Ollama is an open source platform that makes it easy to run and manage large language models (LLMs) in a local environment.
In other words, without using a cloud model such as the OpenAI API, it lets you load and use models such as Llama, Mistral, Gemma, and CodeLlama on your own PC (Mac/Linux/Windows).

Main Features of Ollama

  1. Local execution support
    • Models can run even without an internet connection
    • Useful for corporate security and personal privacy
  2. Simple model deployment
    • Run a model with a single command such as ollama run llama3
    • Supports model package management like Docker, managed with a configuration file called Modelfile
  3. Support for multiple models
    • Can download and run many models such as Meta LLaMA, Mistral, Gemma, Code Llama, and Phi
  4. API support
    • Opens a local server in REST API format (http://localhost:11434/api/generate) so other apps can call it
    • Can be used like a local OpenAI API server
  5. GPU optimization
    • Supports MPS (Mac) and CUDA (NVIDIA GPU), making it fast
    • Can also run on CPU, but more slowly

Using Ollama

Installation

After installation on macOS, running Ollama displays an Ollama icon in the menu bar.
Ollama

Running a Model

ollama run llama3

On first execution, the model is automatically downloaded and then run. The llama3 model is 4.7 GB.

Downloading Models

Search for models on the official site and install the model you want to use.
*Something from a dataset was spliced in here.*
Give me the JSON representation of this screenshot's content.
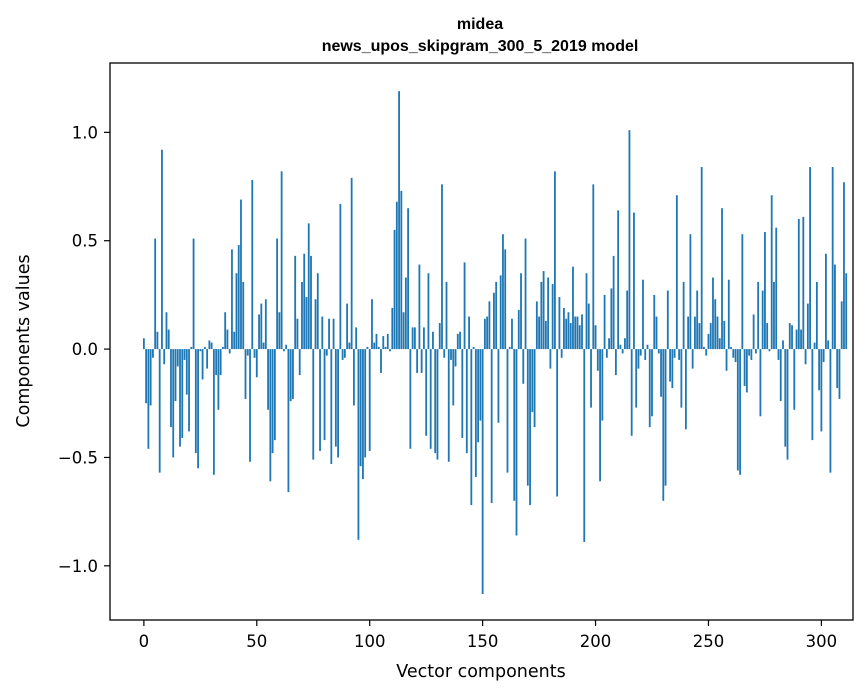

API Call (for example, curl)

curl http://localhost:11434/api/generate -d '{
  "model": "llama3",
  "prompt": "Explain quantum computing in simple terms"
}'

Model Management

  • ollama list -> Check installed models
  • ollama pull mistral -> Download a new model
  • ollama create mymodel -f Modelfile -> Create a custom model

Comparing Ollama with Other LLM Execution Frameworks

Tool Features
Ollama Simplest installation and execution, local API support, model package management
LM Studio GUI-based, intuitive model selection and execution
vLLM Optimized for high-performance server execution, mainly used for large-scale deployments
Text Generation WebUI Runs various models and provides a Web UI
OpenAI API Cloud-based and can use the latest models, but has cost and privacy issues

Use Cases

  • Building a local AI assistant in a development environment
  • Building an internal chatbot connected to secure company data
  • Building RAG systems by integrating with frameworks such as LangChain and LlamaIndex
  • Prototyping: Experimenting quickly without using OpenAI API costs

Summary

Ollama is a platform like “Docker for LLMs” that makes it easy to run LLMs locally. It can be used for many purposes, from personal research to enterprise chatbots.